문제
링크 리스트의 실장을 설계합니다. 단일 또는 이중으로 연결된 목록을 사용할 수 있습니다.
단일 링크 목록의 노드에는 val과 next의 두 가지 속성이 있어야 합니다. val은 현재 노드의 값입니다.다음은 다음 노드에 대한 포인터/참조입니다.
이중 링크된 목록을 사용하려면 링크된 목록의 이전 노드를 나타내려면 속성 prev가 하나 더 필요합니다. 링크된 목록의 모든 노드가 0-indexed라고 가정합니다.
https://leetcode.com/problems/design-linked-list/
Design your implementation of the linked list. You can choose to use a singly or doubly linked list.
A node in a singly linked list should have two attributes: val and next. val is the value of the current node, and next is a pointer/reference to the next node.
If you want to use the doubly linked list, you will need one more attribute prev to indicate the previous node in the linked list. Assume all nodes in the linked list are 0-indexed.

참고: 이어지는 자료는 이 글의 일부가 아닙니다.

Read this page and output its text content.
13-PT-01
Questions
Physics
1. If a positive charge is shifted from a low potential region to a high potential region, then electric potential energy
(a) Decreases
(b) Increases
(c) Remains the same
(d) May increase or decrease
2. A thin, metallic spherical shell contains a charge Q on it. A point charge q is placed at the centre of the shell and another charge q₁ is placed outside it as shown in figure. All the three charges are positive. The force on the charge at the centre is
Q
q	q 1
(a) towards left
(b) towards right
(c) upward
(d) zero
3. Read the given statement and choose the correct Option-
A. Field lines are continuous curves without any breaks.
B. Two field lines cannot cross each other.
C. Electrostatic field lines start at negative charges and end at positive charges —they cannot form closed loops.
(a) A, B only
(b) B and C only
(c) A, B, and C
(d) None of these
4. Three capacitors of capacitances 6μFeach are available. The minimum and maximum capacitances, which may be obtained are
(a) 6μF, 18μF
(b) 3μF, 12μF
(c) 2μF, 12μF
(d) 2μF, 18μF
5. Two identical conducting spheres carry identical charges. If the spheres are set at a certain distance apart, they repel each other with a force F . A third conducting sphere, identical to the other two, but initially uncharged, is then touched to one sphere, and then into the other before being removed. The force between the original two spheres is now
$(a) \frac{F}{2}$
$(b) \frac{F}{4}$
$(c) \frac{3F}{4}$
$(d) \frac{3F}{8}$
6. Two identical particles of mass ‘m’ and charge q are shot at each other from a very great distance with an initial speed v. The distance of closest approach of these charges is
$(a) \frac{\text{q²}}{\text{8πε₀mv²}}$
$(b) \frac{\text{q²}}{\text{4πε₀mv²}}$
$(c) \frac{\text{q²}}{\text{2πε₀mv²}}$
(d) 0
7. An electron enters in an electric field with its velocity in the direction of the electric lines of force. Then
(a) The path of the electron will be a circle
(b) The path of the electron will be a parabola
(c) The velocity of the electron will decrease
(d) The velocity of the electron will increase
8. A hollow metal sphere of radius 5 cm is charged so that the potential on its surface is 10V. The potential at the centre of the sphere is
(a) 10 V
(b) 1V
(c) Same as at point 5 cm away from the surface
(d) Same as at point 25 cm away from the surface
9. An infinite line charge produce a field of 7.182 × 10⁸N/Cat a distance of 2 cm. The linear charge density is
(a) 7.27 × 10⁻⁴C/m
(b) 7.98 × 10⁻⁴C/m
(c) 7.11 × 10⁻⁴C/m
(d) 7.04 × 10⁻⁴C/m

Implement the MyLinkedList class:
- MyLinkedList() Initializes the MyLinkedList object.
- int get(int index) Get the value of the indexth node in the linked list. If the index is invalid, return -1.
- void addAtHead(int val) Add a node of value val before the first element of the linked list. After the insertion, the new node will be the first node of the linked list.
- void addAtTail(int val) Append a node of value val as the last element of the linked list.
- void addAtIndex(int index, int val) Add a node of value val before the indexth node in the linked list. If index equals the length of the linked list, the node will be appended to the end of the linked list. If index is greater than the length, the node will not be inserted.
- void deleteAtIndex(int index) Delete the indexth node in the linked list, if the index is valid.
Example 1:
Input
["MyLinkedList", "addAtHead", "addAtTail", "addAtIndex", "get", "deleteAtIndex", "get"][], [1], [3], [1, 2], [1], [1], [1]]
Output
[null, null, null, null, 2, null, 3]
Explanation
MyLinkedList myLinkedList = new MyLinkedList();
myLinkedList.addAtHead(1);
myLinkedList.addAtTail(3);
myLinkedList.addAtIndex(1, 2); // linked list becomes 1->2->3
myLinkedList.get(1); // return 2
myLinkedList.deleteAtIndex(1); // now the linked list is 1->3
myLinkedList.get(1); // return 3
풀이
자바입니다.
- 예외처리에 주의해야합니다.
class MyLinkedList {
private ListNode head;
public static class ListNode{
private int data;
private ListNode next;
public ListNode(int data){
this.data = data;
this.next = null;
}
}
public MyLinkedList() {
this.head=null;
}
public int get(int index) {
if(index < 0 || index >= size()) {
return -1;
}
if(index==0){
return head.data;
}
if(index>=size()){
return -1;
}
ListNode current = head;
int pos=0;
while(pos!=index){
current = current.next;
pos++;
}
return current.data;
}
public void addAtHead(int val) {
if(head==null){
head=new ListNode(val);
}else{
ListNode newHead = new ListNode(val);
newHead.next=head;
head=null;
head=newHead;
}
}
public void addAtTail(int val) {
if(head==null){
addAtHead(val);
return;
}
ListNode current = head;
while(current.next!=null){
current=current.next;
}
current.next=new ListNode(val);
}
public void addAtIndex(int index, int val) {
if(index>size()){
return;
}
if(index==0){
addAtHead(val);
return;
}
if(index==size()){
addAtTail(val);
return;
}
ListNode current = head;
int pos = 0;
while(pos!=index-1){
pos++;
current=current.next;
}
ListNode addNode = new ListNode(val);
addNode.next=current.next;
current.next=addNode;
}
public void deleteAtIndex(int index) {
if(index < 0 || index >= size()) {
return;
}
if(index==0){
head=head.next;
return;
}
ListNode current = head;
ListNode pre = null;
int pos = 0;
while(pos!=index){
pre = current;
current = current.next;
pos++;
}
pre.next=current.next;
}
//LinkedList의 크기 반환
public int size(){
if(head==null){
return 0;
}
ListNode current = head;
int pos=0;
while(current!=null){
current=current.next;
pos++;
}
return pos;
}
}
/**
* Your MyLinkedList object will be instantiated and called as such:
* MyLinkedList obj = new MyLinkedList();
* int param_1 = obj.get(index);
* obj.addAtHead(val);
* obj.addAtTail(val);
* obj.addAtIndex(index,val);
* obj.deleteAtIndex(index);
*/ size() 메서드를 만들지 않고 int size 변수를 선언해서 코딩했다면 런타임시간을 줄일 수 있을 것이다.